Can be an arrangement marriage work later on?

Philippines
May 2, 2008 5:46am CST
Im a very poor filipina who is confusing on a decision wheather im going to marry an american who willing to help my family if i married him. i have an American friend who has a son that has a serious medical problem.. he is now letting me decide if im going to marry his 20 year old son.. but we dont love each other yet. i have also heard of couples who loved each other when they got married but later on , just ended up divorce. if you are on my situation,, what will be your decision?
3 responses
• Philippines
2 May 08
well as long your willing to take the risk then go. sometimes sacrifices can gain fruitfully, and you can teach you self to love him, as long your willing to accept him and be with him all the time. you cannot really do anything if your marriage wont work, but if your willing to marry him for the sake of your family then why not.. just do your best to make that marriage work. at least you can say to the end i done everything i can, if it doesn't work then its not my fault. to be more helpful balance everything. if your decision will make a lot of people happy then go for it. if not then don't do it. its between the people around you and you self.
• Philippines
3 May 08
yeah im willing to take the risk just for the sake of my family,, besides this guy is good too and i think our marriage will just work later on if we have lived together for long.. well i have already heard of situations like me who got married wothout love but became a succesfull couple that last forever.. but i just always pray to God that hes just going to always guide us to the best decisions in our life,, and if ever im really destined to marry this guy, i just hope hes goiing to be a good husband for me too.. thanks
@ahna09 (106)
• Philippines
2 May 08
well it depends... do you really know that friend of yours...?? is he really trust worthy..?? are you sure that your gonna be safe there..?? what kind of serious medical problem is that..?? well i think fix marriage can work... if... both individuals... are ready to accept each other... you have to clean your mind and your heart... prepare yourself for the changes that will come sooner or later... for me it will work... i can learn how to love him... but... i will marry this guy if... i really need to.. like as if my family dont eat anymore... something like that... but if i could still do something for them... to support them...i wont!
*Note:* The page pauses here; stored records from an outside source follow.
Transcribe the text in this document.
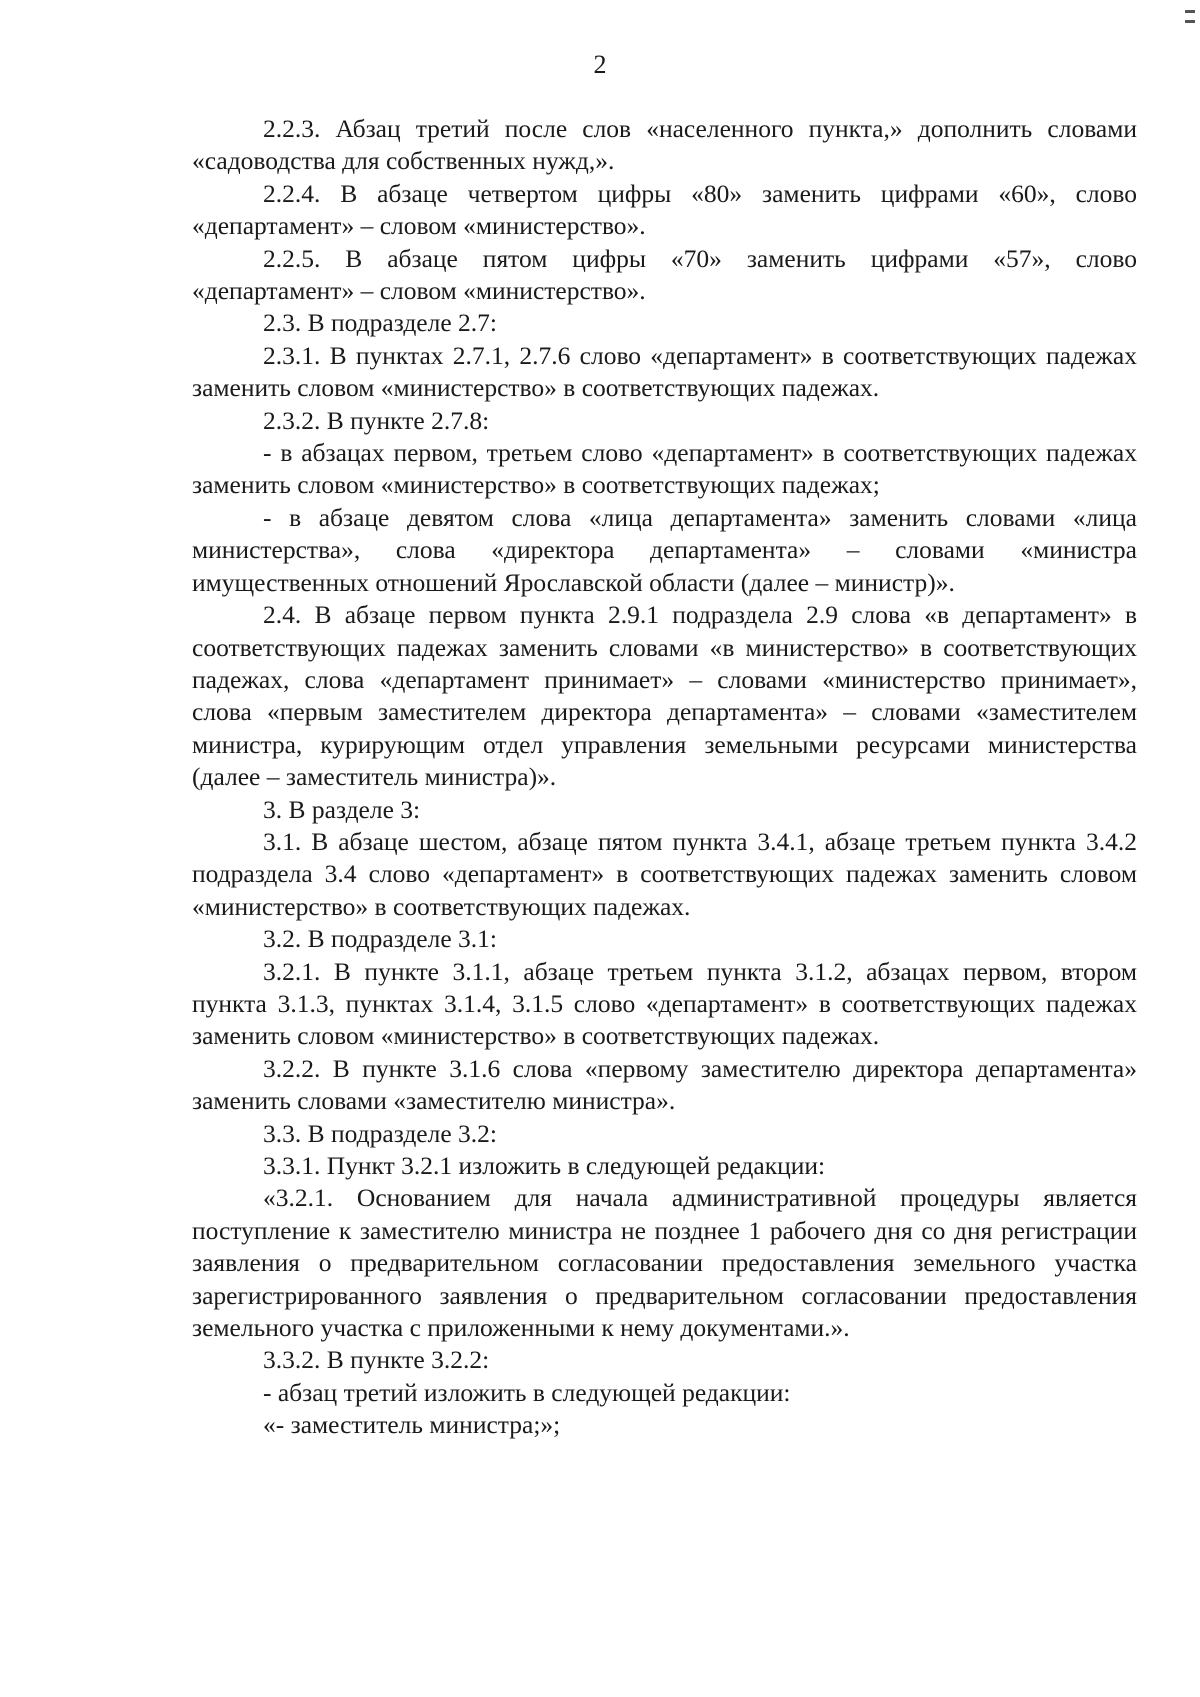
2

2.2.3. Абзац третий после слов «населенного пункта,» дополнить словами «садоводства для собственных нужд,».

2.2.4. В абзаце четвертом цифры «80» заменить цифрами «60», слово «департамент» – словом «министерство».

2.2.5. В абзаце пятом цифры «70» заменить цифрами «57», слово «департамент» – словом «министерство».

2.3. В подразделе 2.7:

2.3.1. В пунктах 2.7.1, 2.7.6 слово «департамент» в соответствующих падежах заменить словом «министерство» в соответствующих падежах.

2.3.2. В пункте 2.7.8:

- в абзацах первом, третьем слово «департамент» в соответствующих падежах заменить словом «министерство» в соответствующих падежах;

- в абзаце девятом слова «лица департамента» заменить словами «лица министерства», слова «директора департамента» – словами «министра имущественных отношений Ярославской области (далее – министр)».

2.4. В абзаце первом пункта 2.9.1 подраздела 2.9 слова «в департамент» в соответствующих падежах заменить словами «в министерство» в соответствующих падежах, слова «департамент принимает» – словами «министерство принимает», слова «первым заместителем директора департамента» – словами «заместителем министра, курирующим отдел управления земельными ресурсами министерства (далее – заместитель министра)».

3. В разделе 3:

3.1. В абзаце шестом, абзаце пятом пункта 3.4.1, абзаце третьем пункта 3.4.2 подраздела 3.4 слово «департамент» в соответствующих падежах заменить словом «министерство» в соответствующих падежах.

3.2. В подразделе 3.1:

3.2.1. В пункте 3.1.1, абзаце третьем пункта 3.1.2, абзацах первом, втором пункта 3.1.3, пунктах 3.1.4, 3.1.5 слово «департамент» в соответствующих падежах заменить словом «министерство» в соответствующих падежах.

3.2.2. В пункте 3.1.6 слова «первому заместителю директора департамента» заменить словами «заместителю министра».

3.3. В подразделе 3.2:

3.3.1. Пункт 3.2.1 изложить в следующей редакции:

«3.2.1. Основанием для начала административной процедуры является поступление к заместителю министра не позднее 1 рабочего дня со дня регистрации заявления о предварительном согласовании предоставления земельного участка зарегистрированного заявления о предварительном согласовании предоставления земельного участка с приложенными к нему документами.».

3.3.2. В пункте 3.2.2:

- абзац третий изложить в следующей редакции:

«- заместитель министра;»;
God bless you... by the way im a filipina too.. i know what you are going through right now..
• Philippines
3 May 08
yes Ahna thanks.. well i cant say that i really know him because we havent meet personally yet, but hes coming here this coming august.. i know im also safe there too cause this 20 year old american has a stepmom who is a filipina nad aside from that, he also have little siblings to really love me.. well this guy is trust worthy too and im willing to accept him, hes only too shy sometimes and i think hes not that really hard to fall in love with.. he is handicapped but thats alright for me as long as he would not just abuse me physically and he has been telling me too that he can accept me whatver i look like,, i also owe a lot to his family too.. you know hes father is helping my family to get through financial problems.. so i think it would be unfair if im not going to give back hope for them too. im really happy to meet someone like you here ahna,, thank you very much
@chiyosan (30184)
• Philippines
5 May 08
first, why does his family wants you to marry their son? are they your family friends? if so.. why are they going to help the family of yours when you married to their family? i think some arranged marriages do work... in chinese and in indians.. i have heard a lot about arranged marriages. for one.. get to know this family first.. you wouldn't want to end up all beaten and etc in a strange country - if you will be brought to the us to live with him. second - is he really capable of starting a family...? third - will he amrry you and try to love you at the very least?